Местная шляхта пропивала чинш, собранный с крестьян ко дню Святого Мартина. Кто не уплатит, штраф-поколодное... Свежего человека поволокли к столу. Меркурий не сопротивлялся, уже в привычку вошло — не выделяться. Заставив выпить штрафную чару (тэж поколодное, сострил шляхтич в сквозящей свитке, зато с серебряной насечкой на кинжальной рукояти), военная надежда Речи Посполитой возобновила словесную баталию.
В ту зиму говорили только о войне. Виленские пииты воспевали взятие Полоцка, усугубляя общую уверенность, что после полувекового перевеса московитов Божья симпатия перетекла в Литву подобно облаку, гонимому восточным ветром. Но стоило заговорить о продолжительности войны, её конечных целях, всякое общество, застолье как саблей разваливало надвое.
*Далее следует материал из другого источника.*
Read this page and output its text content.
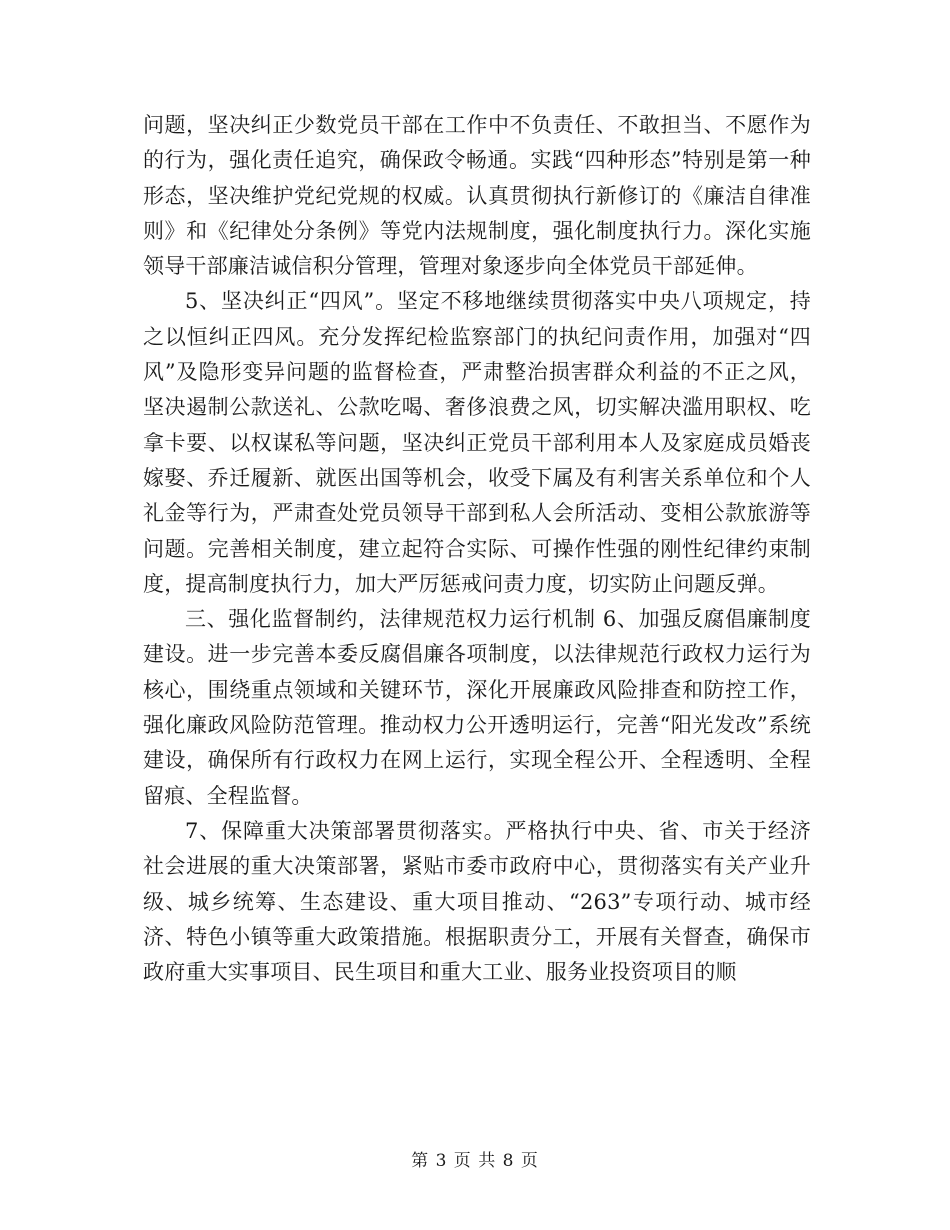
问题，坚决纠正少数党员干部在工作中不负责任、不敢担当、不愿作为的行为，强化责任追究，确保政令畅通。实践“四种形态”特别是第一种形态，坚决维护党纪党规的权威。认真贯彻执行新修订的《廉洁自律准则》和《纪律处分条例》等党内法规制度，强化制度执行力。深化实施领导干部廉洁诚信积分管理，管理对象逐步向全体党员干部延伸。

5、坚决纠正“四风”。坚定不移地继续贯彻落实中央八项规定，持之以恒纠正四风。充分发挥纪检监察部门的执纪问责作用，加强对“四风”及隐形变异问题的监督检查，严肃整治损害群众利益的不正之风，坚决遏制公款送礼、公款吃喝、奢侈浪费之风，切实解决滥用职权、吃拿卡要、以权谋私等问题，坚决纠正党员干部利用本人及家庭成员婚丧嫁娶、乔迁履新、就医出国等机会，收受下属及有利害关系单位和个人礼金等行为，严肃查处党员领导干部到私人会所活动、变相公款旅游等问题。完善相关制度，建立起符合实际、可操作性强的刚性纪律约束制度，提高制度执行力，加大严厉惩戒问责力度，切实防止问题反弹。

三、强化监督制约，法律规范权力运行机制 6、加强反腐倡廉制度建设。进一步完善本委反腐倡廉各项制度，以法律规范行政权力运行为核心，围绕重点领域和关键环节，深化开展廉政风险排查和防控工作，强化廉政风险防范管理。推动权力公开透明运行，完善“阳光发改”系统建设，确保所有行政权力在网上运行，实现全程公开、全程透明、全程留痕、全程监督。

7、保障重大决策部署贯彻落实。严格执行中央、省、市关于经济社会进展的重大决策部署，紧贴市委市政府中心，贯彻落实有关产业升级、城乡统筹、生态建设、重大项目推动、“263”专项行动、城市经济、特色小镇等重大政策措施。根据职责分工，开展有关督查，确保市政府重大实事项目、民生项目和重大工业、服务业投资项目的顺

第 3 页 共 8 页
Король в беседах с иноземцами замахивался на Москву. Положим, перехватывал, вымогая новые займы. У Пскова и Смоленска стены каменные, ядрами с фитилями не подожжёшь. Даже если их возьмём, Москва с такой потерей не примирится, война протянется в будущий век. А ветер переменчив, Божья милость рубежей не ведает. Денег и на ближайшую кампанию недостаёт... московский царь готов мириться... Лицемэрно!.. Нехай лицемэрно, иж бы войска отвёл да грошей не платить... ага, а после сберётся с силой и тот же Полоцк у нас отнимет! Московиту веры нет!
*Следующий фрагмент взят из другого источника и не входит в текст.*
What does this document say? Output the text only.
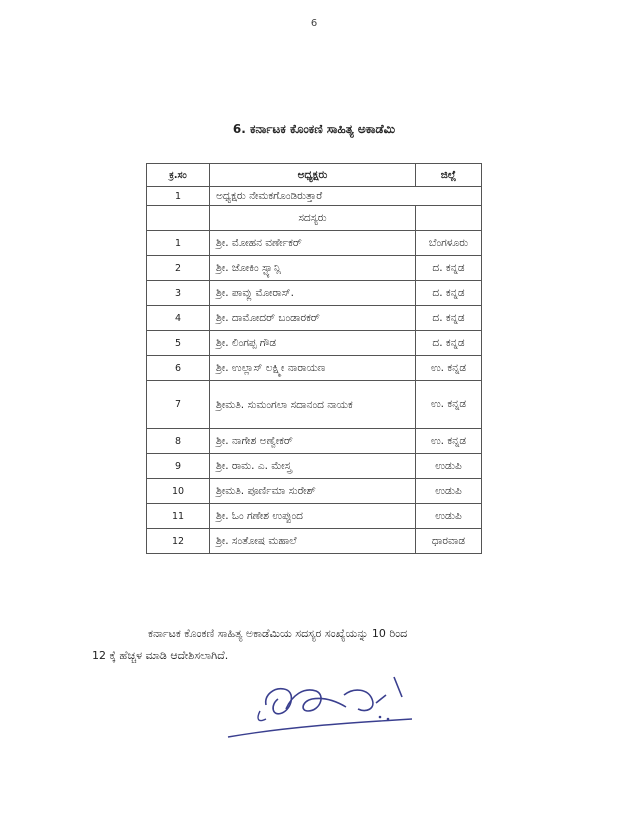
6
6. ಕರ್ನಾಟಕ ಕೊಂಕಣಿ ಸಾಹಿತ್ಯ ಅಕಾಡೆಮಿ
ಕ್ರ.ಸಂ	ಅಧ್ಯಕ್ಷರು	ಜಿಲ್ಲೆ
1	ಅಧ್ಯಕ್ಷರು ನೇಮಕಗೊಂಡಿರುತ್ತಾರೆ	
	ಸದಸ್ಯರು	
1	ಶ್ರೀ. ಮೋಹನ ವರ್ಣೇಕರ್	ಬೆಂಗಳೂರು
2	ಶ್ರೀ. ಜೋಕಿಂ ಸ್ಟ್ಯಾನ್ಲಿ	ದ. ಕನ್ನಡ
3	ಶ್ರೀ. ಪಾವ್ಲು ಮೋರಾಸ್.	ದ. ಕನ್ನಡ
4	ಶ್ರೀ. ದಾಮೋದರ್ ಬಂಡಾರಕರ್	ದ. ಕನ್ನಡ
5	ಶ್ರೀ. ಲಿಂಗಪ್ಪ ಗೌಡ	ದ. ಕನ್ನಡ
6	ಶ್ರೀ. ಉಲ್ಲಾಸ್ ಲಕ್ಷ್ಮೀ ನಾರಾಯಣ	ಉ. ಕನ್ನಡ
7	ಶ್ರೀಮತಿ. ಸುಮಂಗಲಾ ಸದಾನಂದ ನಾಯಕ	ಉ. ಕನ್ನಡ
8	ಶ್ರೀ. ನಾಗೇಶ ಅಣ್ವೇಕರ್	ಉ. ಕನ್ನಡ
9	ಶ್ರೀ. ರಾಮ. ಎ. ಮೇಸ್ತ್ರ	ಉಡುಪಿ
10	ಶ್ರೀಮತಿ. ಪೂರ್ಣಿಮಾ ಸುರೇಶ್	ಉಡುಪಿ
11	ಶ್ರೀ. ಓಂ ಗಣೇಶ ಉಪ್ಪುಂದ	ಉಡುಪಿ
12	ಶ್ರೀ. ಸಂತೋಷ ಮಹಾಲೆ	ಧಾರವಾಡ
ಕರ್ನಾಟಕ ಕೊಂಕಣಿ ಸಾಹಿತ್ಯ ಅಕಾಡೆಮಿಯ ಸದಸ್ಯರ ಸಂಖ್ಯೆಯನ್ನು 10 ರಿಂದ
12 ಕ್ಕೆ ಹೆಚ್ಚಳ ಮಾಡಿ ಆದೇಶಿಸಲಾಗಿದೆ.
Меркурий слушал без интереса. После побега он вознёсся и над вековой враждой народов, и над грошовыми терзаниями мелкопоместных. Иметь недвижимость и родину — равно обременительно. Земля достаточно просторна и обильна, чтобы принять, наполнить любовью, ненавистью, радостями, наслаждением, а значит — счастьем всякого человека, готового отовсюду уйти без оглядки... Где родина еврея, меланхолически-насмешливо выглядывающего из кухни? Какое у него располагающее, умное лицо с забавными жировыми складками от пейсов к бороде. Меркурий не вдруг сообразил, что жид ему мигает.
— Ку-да? — рявкнул сосед. — А погуторить?
Меркурий вырвал локоть.
— Ты — Оська Нехамкин?
— Прошаю до покою...
В «покое» пахло обычной еврейской смесью тушёной, сильно перепаренной еды с неистребимым морковным цимисом, залежанных перин и неснимаемой одежды. Здесь даже чистоту скрывали — на всякий случай.
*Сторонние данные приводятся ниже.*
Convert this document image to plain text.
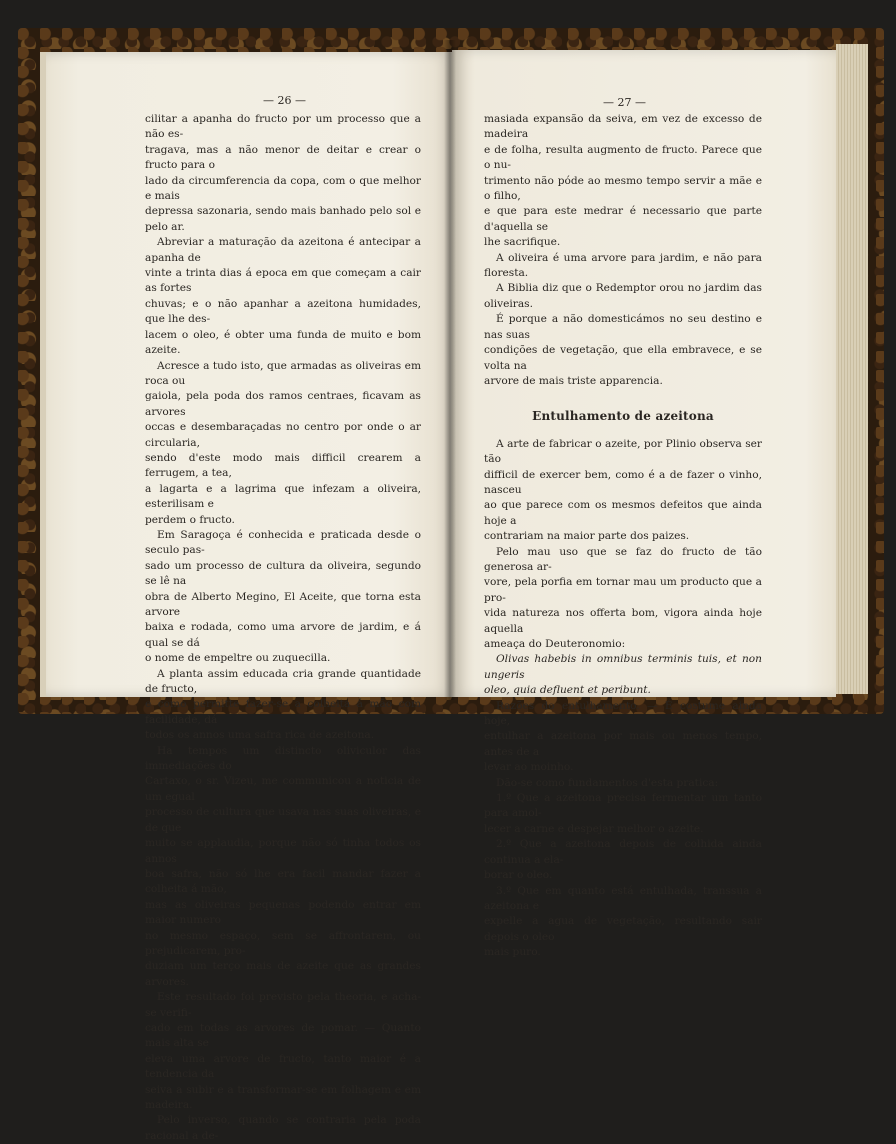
— 26 —	— 27 —

cilitar a apanha do fructo por um processo que a não es-

tragava, mas a não menor de deitar e crear o fructo para o

lado da circumferencia da copa, com o que melhor e mais

depressa sazonaria, sendo mais banhado pelo sol e pelo ar.

Abreviar a maturação da azeitona é antecipar a apanha de

vinte a trinta dias á epoca em que começam a cair as fortes

chuvas; e o não apanhar a azeitona humidades, que lhe des-

lacem o oleo, é obter uma funda de muito e bom azeite.

Acresce a tudo isto, que armadas as oliveiras em roca ou

gaiola, pela poda dos ramos centraes, ficavam as arvores

occas e desembaraçadas no centro por onde o ar circularia,

sendo d'este modo mais difficil crearem a ferrugem, a tea,

a lagarta e a lagrima que infezam a oliveira, esterilisam e

perdem o fructo.

Em Saragoça é conhecida e praticada desde o seculo pas-

sado um processo de cultura da oliveira, segundo se lê na

obra de Alberto Megino, El Aceite, que torna esta arvore

baixa e rodada, como uma arvore de jardim, e á qual se dá

o nome de empeltre ou zuquecilla.

A planta assim educada cria grande quantidade de fructo,

e como permitte fazer-se a colheita á mão com facilidade, dá

todos os annos uma safra rica de azeitona.

Ha tempos um distincto oliviculor das immediações do

Cartaxo, o sr. Vizeu, me communicou a noticia de um egual

processo de cultura que usava nas suas oliveiras, e de que

muito se applaudia, porque não só tinha todos os annos

boa safra, não só lhe era facil mandar fazer a colheita á mão,

mas as oliveiras pequenas podendo entrar em maior numero

no mesmo espaço, sem se affrontarem, ou prejudicarem, pro-

duziam um terço mais de azeite que as grandes arvores.

Este resultado foi previsto pela theoria, e acha-se verifi-

cado em todas as arvores de pomar. — Quanto mais alta se

eleva uma arvore de fructo, tanto maior é a tendencia da

seiva a subir e a transformar-se em folhagem e em madeira.

Pelo inverso, quando se contraria pela poda racional a de-

masiada expansão da seiva, em vez de excesso de madeira

e de folha, resulta augmento de fructo. Parece que o nu-

trimento não póde ao mesmo tempo servir a mãe e o filho,

e que para este medrar é necessario que parte d'aquella se

lhe sacrifique.

A oliveira é uma arvore para jardim, e não para floresta.

A Biblia diz que o Redemptor orou no jardim das oliveiras.

É porque a não domesticámos no seu destino e nas suas

condições de vegetação, que ella embravece, e se volta na

arvore de mais triste apparencia.

Entulhamento de azeitona

A arte de fabricar o azeite, por Plinio observa ser tão

difficil de exercer bem, como é a de fazer o vinho, nasceu

ao que parece com os mesmos defeitos que ainda hoje a

contrariam na maior parte dos paizes.

Pelo mau uso que se faz do fructo de tão generosa ar-

vore, pela porfia em tornar mau um producto que a pro-

vida natureza nos offerta bom, vigora ainda hoje aquella

ameaça do Deuteronomio:

Olivas habebis in omnibus terminis tuis, et non ungeris

oleo, quia defluent et peribunt.

Razões do entulhamento. — É costume ainda hoje,

entulhar a azeitona por mais ou menos tempo, antes de a

levar ao moinho.

Dão-se como fundamentos d'esta pratica:

1.º Que a azeitona precisa fermentar um tanto para amol-

lecer a carne e despejar melhor o azeite.

2.º Que a azeitona depois de colhida ainda continua a ela-

borar o oleo.

3.º Que em quanto está entulhada, transsua a azeitona e

expelle a agua de vegetação, resultando sair depois o oleo

mais puro.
Повстречай Меркурий Наума Нехамкина в шляхетской половине, он принял бы его за валашского «боярина», дворянина средней руки. И ссориться поостерёгся бы. Влажные тёмно-карие глаза, сажистые брови, того же цвета тугие кудри, прижатые ермолкой, и борода, черно и плотно охватывавшая румяное лицо, равно могли принадлежать еврею, армянину, молдаванину. Зато булыжники предплечий, плеч, клещевидные кисти рук, борцовская грудь и выпирающие из-под хламиды мышцы живота редко встречались у соплеменников Наума, разве у потомственных железных мастеров. Пальцы и выдавали в нём мастерового, только не по железу: ссадинками, точечными ожогами, неизбежными при тонкой плавке и поковке, насечке и травлении кислотой. На черта ему бумаги князя Курбского?
— Пан нэ побрэгавает сладкой вудкой?
В аспидной бороде сверкнули чесночные зубы и пунцовые уста сластолюбца. Этому — тоже в отличие от соплеменников — не терпелось взять от преходящей жизни самое лакомое, и побольше.
Вишнёвка была такой крепкой и переслащённой, что сразу всосалась в кровь, кинулась в голову. Меркурий испугался: ещё стаканчик — и не миновать «танна прадаць», продешевить. Наум утешил:
— За цену погуторим на ясну голову. Покуда не показал бы милостивый пан тое бланкеты?
— Мне не веришь, жид? — внезапно взбеленился Меркурий. — Я врядником у князя четыре року...
Наливка вязала язык. Рассудок оставался ясным, злобным, язык и руки — как у паралитика. Наум налил ещё. Губы его растягивались, но очи сузились, как от песчаного ветра.